Hypertension And Kidney Disease: A Marriage That Should Be Prevented is the message for WORLD KIDNEY DAY 2009 and we have a special feature written jointly by Eberhard Ritz representing the International Society of Nephrology (ISN) and George Bakris representing the International Federation of Kidney Foundations (IFKF), the two organizations that co-sponsor WKD.

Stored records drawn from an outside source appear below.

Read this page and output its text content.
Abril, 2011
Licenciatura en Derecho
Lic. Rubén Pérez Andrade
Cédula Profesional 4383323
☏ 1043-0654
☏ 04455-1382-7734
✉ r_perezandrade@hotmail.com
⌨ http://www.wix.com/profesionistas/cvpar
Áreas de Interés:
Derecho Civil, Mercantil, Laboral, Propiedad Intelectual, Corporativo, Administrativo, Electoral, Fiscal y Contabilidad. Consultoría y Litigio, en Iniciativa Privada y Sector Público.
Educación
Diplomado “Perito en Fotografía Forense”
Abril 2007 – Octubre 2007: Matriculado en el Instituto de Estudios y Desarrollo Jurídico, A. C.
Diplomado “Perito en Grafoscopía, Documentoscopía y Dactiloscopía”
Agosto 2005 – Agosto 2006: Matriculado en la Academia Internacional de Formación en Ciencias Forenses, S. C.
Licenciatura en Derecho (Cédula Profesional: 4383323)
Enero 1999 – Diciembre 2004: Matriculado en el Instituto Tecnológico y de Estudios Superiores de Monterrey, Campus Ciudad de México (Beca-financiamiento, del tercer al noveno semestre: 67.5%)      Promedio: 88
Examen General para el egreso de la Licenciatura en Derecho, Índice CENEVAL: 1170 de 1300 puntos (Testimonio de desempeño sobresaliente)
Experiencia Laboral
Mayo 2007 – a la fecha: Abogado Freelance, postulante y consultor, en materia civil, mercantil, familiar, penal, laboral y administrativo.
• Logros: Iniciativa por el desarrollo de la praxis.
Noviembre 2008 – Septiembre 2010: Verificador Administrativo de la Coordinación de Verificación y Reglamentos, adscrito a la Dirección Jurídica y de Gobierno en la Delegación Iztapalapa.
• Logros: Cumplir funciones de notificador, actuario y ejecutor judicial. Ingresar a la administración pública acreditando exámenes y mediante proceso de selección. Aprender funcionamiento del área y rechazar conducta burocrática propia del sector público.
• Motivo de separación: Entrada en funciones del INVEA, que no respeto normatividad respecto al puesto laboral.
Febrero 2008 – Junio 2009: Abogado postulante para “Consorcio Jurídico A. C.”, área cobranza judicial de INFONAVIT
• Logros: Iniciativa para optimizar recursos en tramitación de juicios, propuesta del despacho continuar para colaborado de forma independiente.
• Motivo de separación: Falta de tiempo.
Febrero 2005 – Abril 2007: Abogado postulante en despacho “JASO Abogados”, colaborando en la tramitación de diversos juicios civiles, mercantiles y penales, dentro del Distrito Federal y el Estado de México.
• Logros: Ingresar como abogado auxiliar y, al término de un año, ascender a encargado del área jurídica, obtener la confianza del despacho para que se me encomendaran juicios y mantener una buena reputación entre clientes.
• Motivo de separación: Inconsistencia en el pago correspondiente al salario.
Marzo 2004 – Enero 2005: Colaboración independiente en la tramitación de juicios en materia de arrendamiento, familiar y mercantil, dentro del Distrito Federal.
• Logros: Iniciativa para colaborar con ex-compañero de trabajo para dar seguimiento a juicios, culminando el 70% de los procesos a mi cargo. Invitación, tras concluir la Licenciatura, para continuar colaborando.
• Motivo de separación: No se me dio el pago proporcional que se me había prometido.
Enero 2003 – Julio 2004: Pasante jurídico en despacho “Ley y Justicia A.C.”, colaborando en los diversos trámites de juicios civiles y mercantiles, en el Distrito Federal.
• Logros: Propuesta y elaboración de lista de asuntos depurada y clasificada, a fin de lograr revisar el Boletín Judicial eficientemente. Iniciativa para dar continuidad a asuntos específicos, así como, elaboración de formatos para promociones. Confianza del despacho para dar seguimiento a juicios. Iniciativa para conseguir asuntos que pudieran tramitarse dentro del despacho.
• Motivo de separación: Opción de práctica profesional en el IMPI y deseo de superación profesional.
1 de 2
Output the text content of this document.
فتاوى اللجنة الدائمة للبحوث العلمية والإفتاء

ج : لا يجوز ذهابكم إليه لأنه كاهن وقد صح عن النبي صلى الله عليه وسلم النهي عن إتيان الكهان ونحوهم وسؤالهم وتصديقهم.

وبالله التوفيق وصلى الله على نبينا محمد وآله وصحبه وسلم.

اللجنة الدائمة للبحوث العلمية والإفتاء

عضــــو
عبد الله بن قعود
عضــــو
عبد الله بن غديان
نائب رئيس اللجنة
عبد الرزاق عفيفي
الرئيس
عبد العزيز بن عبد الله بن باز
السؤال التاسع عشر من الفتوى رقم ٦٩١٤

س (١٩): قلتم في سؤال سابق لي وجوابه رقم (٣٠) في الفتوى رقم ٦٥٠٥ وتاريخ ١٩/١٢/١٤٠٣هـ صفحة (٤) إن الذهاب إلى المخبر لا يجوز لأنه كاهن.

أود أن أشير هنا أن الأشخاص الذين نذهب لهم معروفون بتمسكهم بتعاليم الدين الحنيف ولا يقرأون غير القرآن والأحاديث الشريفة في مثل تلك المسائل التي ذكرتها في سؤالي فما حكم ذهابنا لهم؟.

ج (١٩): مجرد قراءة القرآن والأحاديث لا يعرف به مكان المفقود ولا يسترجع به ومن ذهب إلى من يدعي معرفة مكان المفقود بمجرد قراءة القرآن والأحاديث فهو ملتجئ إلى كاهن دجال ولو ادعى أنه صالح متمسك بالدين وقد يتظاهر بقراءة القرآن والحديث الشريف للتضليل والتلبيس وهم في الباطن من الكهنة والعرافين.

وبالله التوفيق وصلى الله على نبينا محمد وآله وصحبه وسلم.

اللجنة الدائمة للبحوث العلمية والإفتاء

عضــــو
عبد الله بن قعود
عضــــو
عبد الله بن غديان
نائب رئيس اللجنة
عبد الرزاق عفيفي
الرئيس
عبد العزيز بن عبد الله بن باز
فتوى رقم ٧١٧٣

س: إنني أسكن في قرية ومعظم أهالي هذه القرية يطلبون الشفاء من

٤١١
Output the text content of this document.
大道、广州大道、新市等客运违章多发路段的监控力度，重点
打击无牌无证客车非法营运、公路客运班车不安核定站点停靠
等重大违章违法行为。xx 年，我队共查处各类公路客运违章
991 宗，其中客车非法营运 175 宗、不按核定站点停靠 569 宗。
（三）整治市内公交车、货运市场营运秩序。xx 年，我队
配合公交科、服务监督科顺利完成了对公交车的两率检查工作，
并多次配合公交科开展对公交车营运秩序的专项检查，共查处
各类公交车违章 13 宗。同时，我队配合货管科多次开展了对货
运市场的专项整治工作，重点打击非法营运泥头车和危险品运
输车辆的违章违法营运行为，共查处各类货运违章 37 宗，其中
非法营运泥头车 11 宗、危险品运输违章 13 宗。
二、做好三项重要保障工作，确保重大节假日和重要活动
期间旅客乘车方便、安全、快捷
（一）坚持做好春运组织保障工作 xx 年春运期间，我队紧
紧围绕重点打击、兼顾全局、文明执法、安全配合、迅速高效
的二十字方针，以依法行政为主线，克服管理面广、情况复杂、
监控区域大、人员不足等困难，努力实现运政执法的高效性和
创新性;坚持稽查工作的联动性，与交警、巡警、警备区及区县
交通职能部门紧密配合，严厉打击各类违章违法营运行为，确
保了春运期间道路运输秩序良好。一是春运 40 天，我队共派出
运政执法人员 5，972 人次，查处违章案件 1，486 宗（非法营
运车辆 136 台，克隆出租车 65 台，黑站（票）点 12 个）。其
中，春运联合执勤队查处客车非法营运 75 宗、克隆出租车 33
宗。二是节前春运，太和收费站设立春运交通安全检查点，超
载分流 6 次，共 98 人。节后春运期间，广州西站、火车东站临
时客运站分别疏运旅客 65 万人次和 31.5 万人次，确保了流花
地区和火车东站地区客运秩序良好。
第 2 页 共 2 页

The Message for World Kidney Day 2009

Hypertension and Kidney Disease: a marriage that should be prevented

George L. Bakris, MD1 and Eberhard Ritz, MD2 on behalf of the World Kidney Day Steering Committee*

Department of Medicine, Hypertensive Diseases Unit, University of Chicago, Pritzker School of Medicine, Chicago, IL USA and 2Department of Medicine, Ruperto Carola University of Heidelberg, Heidelberg, GERMANY *

(World Kidney Day 2009 Steering Committee: William Couser, Paul Beerkens, co- Chairmen. Tom Reiser, Jan Lantink, Project Directors. Georgi Abraham, Alan Collins, John Feehally, Joel Kopple, Philip Li, Miguel Riella, Bernardo Rodriguez-Iturbe, Anne Wilson.)

Correspondence to: angela@worldkidneyday.org

Word count: 2324-including references

Introduction

The kidney is both a cause and victim of hypertension. High blood pressure is a key pathogenetic factor that contributes to deterioration of kidney function. Presence of kidney disease is a common and underappreciated pre-existing medical cause of resistant hypertension[1]. Therefore, treatment of hypertension has become the most important intervention in the management of all forms of chronic kidney disease (CKD). For this reason, the forthcoming World Kidney Day (WKD) on March 12th 2009 will emphasize the role of hypertension for renal disease.

How does one recognize the presence of chronic kidney disease?

In contrast to a decade ago, today most laboratories around the world report estimated glomerular filtration rate (eGFR) instead of or in addition to serum creatinine. This now provides the physician with information about kidney function that is, in general, more informative. As a result, a greater percentage of patients with diabetes or hypertension and their physicians have a better knowledge of their kidney function.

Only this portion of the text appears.